Much as I love desperately squeezing increasingly bizarre feature concepts from my noggin, only to be ignored or rejected by editors, I would dearly love to review games for well known gaming sites too. It seems that reviewing is the holy grail of games journalism, only possible for the most well known writers. Is this the case?
Many folks that aim to freelance about games want to dive right into writing reviews from the get-go, often to the exclusion of other kinds of coverage. While being a game critic is certainly one compelling and crucial aspect of this gig, becoming a successful freelancer in the game industry requires you to diversify and tackle a wide range of pieces beyond mere reviews.
A lot of freelancers have to do their time writing other kinds of pieces before they get a taste of steady review work. That’s not to say you can’t find gigs that let you review games right from the get-go, but with so many other established and capable freelancers out there already covering reviews for any given outlet, it’s tougher to convince an editor to pass off a review title to a new writer when they’ve got a steady pool of veterans to draw from.
Features are the easiest way to break into new outlets because, if you’re doing it right, you’re offering a concrete idea and angle for a piece that’s unique – one that’s compelling enough that it positions you as the best person to write it. Anyone with an opinion and some solid writing ability can play through a game and churn out a critique, so editors don’t have to look that far to find someone more than willing and able to tackle the task.
There is, however, a trick. If you specialize in a particular franchise or gaming genre that’s not as popular among other reviewers, you can use that to make yourself valuable to editors. For whatever reason, experienced reviewers willing to tackle MMOS, sports games, strategy games, and even some of the lengthier or more specialized RPGs are rare. So if you pitch a review to an editor for one of these games and are able to (honestly) bill yourself as an expert or guru on that genre or franchise, you’ve got a far better shot as scoring an assignment.

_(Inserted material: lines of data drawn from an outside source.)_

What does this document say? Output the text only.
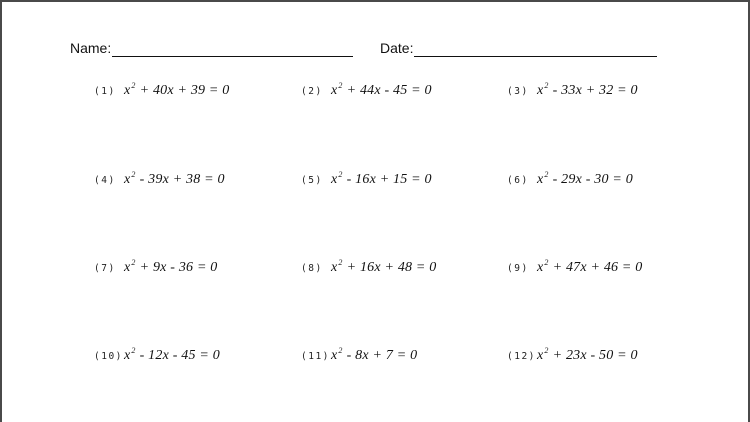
Name:	Date:
(1) x 2 + 40x + 39 = 0	(2) x 2 + 44x - 45 = 0	(3) x 2 - 33x + 32 = 0
(4) x 2 - 39x + 38 = 0	(5) x 2 - 16x + 15 = 0	(6) x 2 - 29x - 30 = 0
(7) x 2 + 9x - 36 = 0	(8) x 2 + 16x + 48 = 0	(9) x 2 + 47x + 46 = 0
(10) x 2 - 12x - 45 = 0	(11) x 2 - 8x + 7 = 0	(12) x 2 + 23x - 50 = 0
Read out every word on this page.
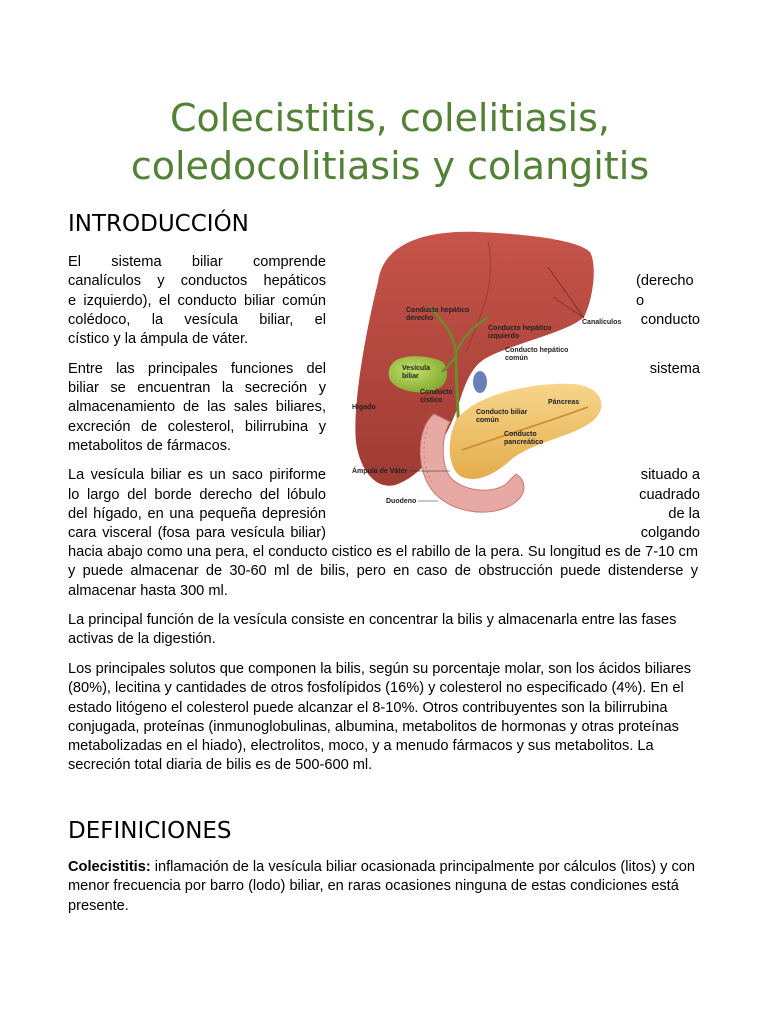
Colecistitis, colelitiasis,
coledocolitiasis y colangitis
INTRODUCCIÓN
El sistema biliar comprende
canalículos y conductos hepáticos
e izquierdo), el conducto biliar común
colédoco, la vesícula biliar, el
cístico y la ámpula de váter.
(derecho
o
conducto
Entre las principales funciones del
biliar se encuentran la secreción y
almacenamiento de las sales biliares,
excreción de colesterol, bilirrubina y
metabolitos de fármacos.
sistema
La vesícula biliar es un saco piriforme
lo largo del borde derecho del lóbulo
del hígado, en una pequeña depresión
cara visceral (fosa para vesícula biliar)
situado a
cuadrado
de la
colgando

hacia abajo como una pera, el conducto cistico es el rabillo de la pera. Su longitud es de 7-10 cm y puede almacenar de 30-60 ml de bilis, pero en caso de obstrucción puede distenderse y almacenar hasta 300 ml.

La principal función de la vesícula consiste en concentrar la bilis y almacenarla entre las fases activas de la digestión.

Los principales solutos que componen la bilis, según su porcentaje molar, son los ácidos biliares (80%), lecitina y cantidades de otros fosfolípidos (16%) y colesterol no especificado (4%). En el estado litógeno el colesterol puede alcanzar el 8-10%. Otros contribuyentes son la bilirrubina conjugada, proteínas (inmunoglobulinas, albumina, metabolitos de hormonas y otras proteínas metabolizadas en el hiado), electrolitos, moco, y a menudo fármacos y sus metabolitos. La secreción total diaria de bilis es de 500-600 ml.

Conducto hepático
derecho
Conducto hepático
izquierdo
Conducto hepático
común
Canalículos
Vesícula
biliar
Conducto
cístico
Hígado
Páncreas
Conducto biliar
común
Conducto
pancreático
Ámpula de Váter
Duodeno
DEFINICIONES

Colecistitis: inflamación de la vesícula biliar ocasionada principalmente por cálculos (litos) y con menor frecuencia por barro (lodo) biliar, en raras ocasiones ninguna de estas condiciones está presente.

But to answer your question: no, reviews aren’t always reserved for the most well-known writers. They’re just much harder to pitch. You’ll typically have an easier time scoring review assignments once you’ve established a working relationship with an editor by pitching other content first. I’ll admit though, if you’ve got a strong resume and already cover games for other well known publications, that will improve your chances too.